H5V4D user experience please?

Hi RF link'ers
Does anyone have experience with using the 433MHz radio receiver H5V4D?
I need some very cheap 433MHz receivers and this module fits into the space I have available.
To evaluate the module for this project I bought only one, but now have a question about it's performance.

I hooked it up to a power supply and a small audio amplifier and I can hear local data transmissions so it is working.
However, when the 'band' is quiet, instead of the expected 'smooth' noise form the loudspeaker the volume seems to be cycling at about one hertz.
The noise goes up and down as though being amplitude modulated by a 1Hz sinewave. ( a continuous 'shhh, shhh, shhh. shhh')
I can only think it's an AGC issue as when I supply a weak continuous AM signal, the phenomenon is suppressed. (and under strong signal it is undetectable)

So my question is:-
Have you used a H5V4B and experienced the same behaviour, or do I have a faulty module?

This will be really annoying if it's a 'feature' of this receiver module and this could exclude the H5V4D from my project.
Please tell me your experiences with the H5V4D :slight_smile:
Thanks in anticipation
Dave

All ook receivers do that - the agc is designed to adjusy sensitivity to get a 50% output duty cycle . It will adjust gain to achieve that whether there is a signal or not.. your software needs to be able to pick signal out of noise. they oilutput 50% duty cycle.

Hi,

Google

h5v4d arduino

Try some of the simple code and find out.

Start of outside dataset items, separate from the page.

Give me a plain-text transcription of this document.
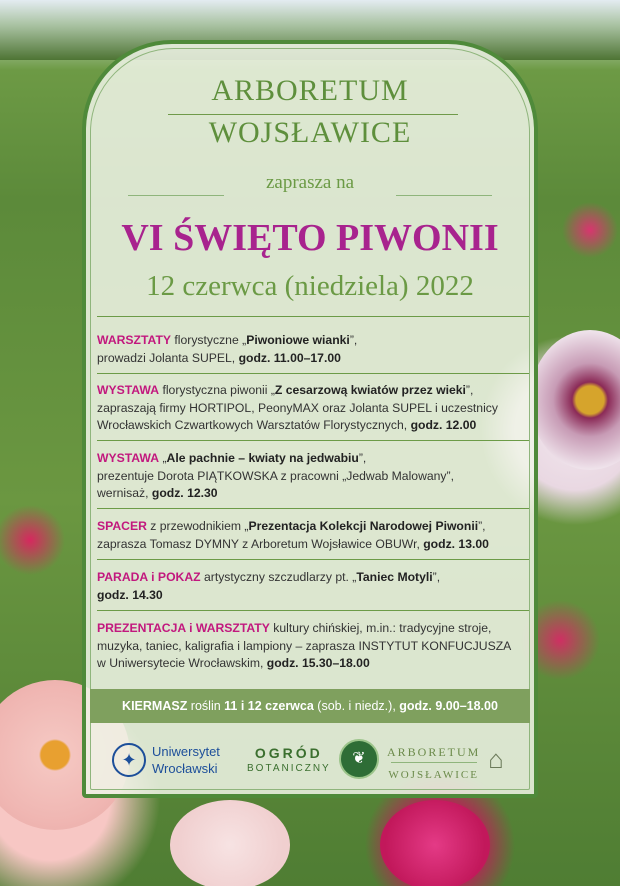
ARBORETUM
WOJSŁAWICE
zaprasza na
VI ŚWIĘTO PIWONII
12 czerwca (niedziela) 2022
WARSZTATY florystyczne „Piwoniowe wianki”,
prowadzi Jolanta SUPEL, godz. 11.00–17.00
WYSTAWA florystyczna piwonii „Z cesarzową kwiatów przez wieki”,
zapraszają firmy HORTIPOL, PeonyMAX oraz Jolanta SUPEL i uczestnicy
Wrocławskich Czwartkowych Warsztatów Florystycznych, godz. 12.00
WYSTAWA „Ale pachnie – kwiaty na jedwabiu”,
prezentuje Dorota PIĄTKOWSKA z pracowni „Jedwab Malowany”,
wernisaż, godz. 12.30
SPACER z przewodnikiem „Prezentacja Kolekcji Narodowej Piwonii”,
zaprasza Tomasz DYMNY z Arboretum Wojsławice OBUWr, godz. 13.00
PARADA i POKAZ artystyczny szczudlarzy pt. „Taniec Motyli”,
godz. 14.30
PREZENTACJA i WARSZTATY kultury chińskiej, m.in.: tradycyjne stroje,
muzyka, taniec, kaligrafia i lampiony – zaprasza INSTYTUT KONFUCJUSZA
w Uniwersytecie Wrocławskim, godz. 15.30–18.00
KIERMASZ roślin 11 i 12 czerwca (sob. i niedz.), godz. 9.00–18.00
✦	Uniwersytet
Wrocławski
OGRÓD
BOTANICZNY
❦	ARBORETUM
WOJSŁAWICE
⌂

Thanks.. Tom... :smiley: :+1: :coffee: :australia:

Hi,
Thanks for the information about the AGC cycling effect that's interesting.
I have evaluated quite a few OOK receivers over the last year and not come across this effect before. It must be a feature of these tiny receiver IC's?
The receiver IC's in the ones I have tested were maybe more sophisticated (certainly larger).
I have tested ones such as the DL-RXC2015 from Dreamlink, RX-4MM5 from Aurel and several from Telecontrolli (RRQ5/4/2-XXX etc).
However they all have too large a form factor for my current application.
What RX IC's are these H5V4B type receivers using? I could do with a datasheet!
I am monitoring background noise in this project so this cycling AGC is an issue :frowning:
Thanks for the replies.....
Dave

Beats the hell out of me - I never was happy with those models, I use the ones with the Synoxo chip - SYN470 or the 8-pin variant I think SYN480. Is the RXB-15 too large for your application? That one was pretty good.

In the case of that receiver, while t's not ideal that the receiver seems to be oscillating in the absence of a signal - I'm not surprised that it is. You should expect garbage whenever there is no valid signal and oscillatory behavior isn't particularly strange (Though . These are dirt cheap receivers, and not all of them are good (the synoxo chip beats the crap out of most of them, even the fancier looking ones that go for like $3-6, or it did during the maximum range testing I conducted a while back

Thanks, Isn't the RXB-15 an FM receiver though, I need that extra sensitivity of listening for an AM signal in the background noise.
I liked the size of the H5V4B as it was so compact, but was baffled by the 'motorboating' AGC.
Hence my asking for user experience here :slight_smile:
Dave

Argh! Sorry, remembered the number wrong, RXB-14

(no specific endorsement of that seller, that's from some random aliexpress seller (which IS where you get the RXB-14 and RXB-12 but I don't claim that they are any more or less dubious that any other vendor on aliexpress that came up showing the right thing while I was googling RXB-(number in the mid teens) trying to figure out the model number).

Hi,
Thanks for the updated part number it certainly looks small enough for the project :slight_smile:
Does it suffer the same 'hunting' AGC or does it just sit there quietly under 'no-signal' conditions.
Thanks
Dave

I have no idea, whether it would do that in the sort of situation you're using it in. You're using it in a totally different way than I ever did.... I had them as inputs to microcontrollers, not connected to audio output device...

All I know is that a few years ago, is rthat the RXB12 (same chipset) beat the stuffing out of every one I did a side-by-side comparison with except one.. It came in a close second, beaten by likre 15% for range, by a US-mad unit that was a 1" x 1" x 3/8inch shielding covered brick with a $50 price tag. The next one behind it was an SRX772 or something like that, with like 30% less range, both of those crushed therogues gallery of other low cost receivers I tried.

HI
Thanks for your comments, well they are so cheap I will just have to buy one and test it..LOL!
Yes I appreciate that when using it in a 'digital' environment you weren't concerned by the AGC as it would be suppressed by the digital stream. I am listening for single events spaced out with silence, so I don't need the background noise jumping around confusing the detector.